Mit diesem Satz wird in der IT jede unbequeme Frage wegdiskutiert und beerdigt. Er klingt nach Pragmatismus und ist in Wahrheit die ideologischste Aussage der gesamten Branche.
Denn er tut so, als wäre die Wahl einer Programmiersprache eine rein technische. Ist sie nicht. War sie niemals.
C# gehört Microsoft. Java gehört Oracle. Go gehört Google. Swift gehört Apple.
Wer eine Sprache wählt, wählt einen Eigentümer mit, samt dessen Roadmap, Lizenzpolitik und Support-Ende.
Ein Compiler ist ein politisches Artefakt, auch wenn er sich als reine Technik tarnt.

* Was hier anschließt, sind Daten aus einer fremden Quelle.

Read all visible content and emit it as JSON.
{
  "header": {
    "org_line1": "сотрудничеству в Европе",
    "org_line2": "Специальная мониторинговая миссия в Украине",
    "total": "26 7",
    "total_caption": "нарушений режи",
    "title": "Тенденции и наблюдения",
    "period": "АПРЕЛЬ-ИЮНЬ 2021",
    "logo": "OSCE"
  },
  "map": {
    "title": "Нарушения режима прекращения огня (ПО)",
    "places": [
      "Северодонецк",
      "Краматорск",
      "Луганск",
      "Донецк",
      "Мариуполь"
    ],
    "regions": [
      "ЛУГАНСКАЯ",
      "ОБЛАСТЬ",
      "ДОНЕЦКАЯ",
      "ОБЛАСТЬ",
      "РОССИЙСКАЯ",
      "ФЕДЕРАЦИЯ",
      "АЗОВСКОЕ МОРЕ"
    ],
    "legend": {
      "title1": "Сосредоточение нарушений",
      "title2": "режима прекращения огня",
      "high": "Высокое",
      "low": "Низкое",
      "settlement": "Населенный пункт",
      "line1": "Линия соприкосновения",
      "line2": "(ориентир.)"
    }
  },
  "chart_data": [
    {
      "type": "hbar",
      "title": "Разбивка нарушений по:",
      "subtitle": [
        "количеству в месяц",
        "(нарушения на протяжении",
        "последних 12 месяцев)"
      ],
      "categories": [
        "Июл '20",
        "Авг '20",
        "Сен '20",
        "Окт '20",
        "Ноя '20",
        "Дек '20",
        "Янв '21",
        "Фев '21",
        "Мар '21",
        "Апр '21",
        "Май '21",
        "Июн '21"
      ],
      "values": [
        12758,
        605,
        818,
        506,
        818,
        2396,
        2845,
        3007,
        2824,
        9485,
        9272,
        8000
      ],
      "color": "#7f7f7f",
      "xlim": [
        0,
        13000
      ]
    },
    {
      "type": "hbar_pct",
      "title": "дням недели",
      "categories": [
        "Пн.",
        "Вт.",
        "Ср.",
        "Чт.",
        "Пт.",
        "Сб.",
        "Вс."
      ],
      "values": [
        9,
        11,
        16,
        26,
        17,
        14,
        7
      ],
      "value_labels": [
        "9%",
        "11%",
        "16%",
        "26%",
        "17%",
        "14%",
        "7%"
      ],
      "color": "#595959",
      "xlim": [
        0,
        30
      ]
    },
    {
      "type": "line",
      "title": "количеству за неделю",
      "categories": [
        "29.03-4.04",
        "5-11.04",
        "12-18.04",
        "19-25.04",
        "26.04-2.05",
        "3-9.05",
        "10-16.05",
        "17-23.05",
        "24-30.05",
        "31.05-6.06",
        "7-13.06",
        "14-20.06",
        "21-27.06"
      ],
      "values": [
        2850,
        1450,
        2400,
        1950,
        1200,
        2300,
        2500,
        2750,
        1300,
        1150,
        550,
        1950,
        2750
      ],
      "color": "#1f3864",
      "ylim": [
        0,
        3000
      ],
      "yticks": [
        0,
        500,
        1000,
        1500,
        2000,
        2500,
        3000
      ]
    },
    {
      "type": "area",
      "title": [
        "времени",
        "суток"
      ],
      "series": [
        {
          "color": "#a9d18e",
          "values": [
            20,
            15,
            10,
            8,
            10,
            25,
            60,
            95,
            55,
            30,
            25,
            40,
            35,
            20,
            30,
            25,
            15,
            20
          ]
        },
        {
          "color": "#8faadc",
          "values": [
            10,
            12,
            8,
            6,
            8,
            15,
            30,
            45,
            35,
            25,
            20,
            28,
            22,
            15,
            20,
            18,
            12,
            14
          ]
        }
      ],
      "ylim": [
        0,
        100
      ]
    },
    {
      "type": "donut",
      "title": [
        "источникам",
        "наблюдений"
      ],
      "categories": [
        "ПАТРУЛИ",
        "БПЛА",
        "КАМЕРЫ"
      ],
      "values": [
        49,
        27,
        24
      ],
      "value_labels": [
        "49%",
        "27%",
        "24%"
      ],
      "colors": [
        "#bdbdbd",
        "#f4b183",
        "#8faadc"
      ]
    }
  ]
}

Rust fällt aus der Reihe. Kein Konzern als Besitzer, sondern eine vendorneutrale Stiftung. Keine fremdgesteuerte Runtime, die sich zwischen deinen Code und deine Maschine schiebt, sondern ein freistehendes Binary, das in zehn Jahren noch läuft. Die schöne Ironie: bezahlt wird das unter anderem von genau den Hyperscalern, gegen deren Lock-In-Logik es sich richtet. Sie haben ein Werkzeug mitfinanziert, das sie nicht besitzen. Und das sich jederzeit forken lässt.
Eine Sprache, die niemandem gehört, ist natürlich kein Garant für Souveränität.
Aber sie ist eine Sprache, mit der man sie sich nehmen kann. Ohne Erlaubnis.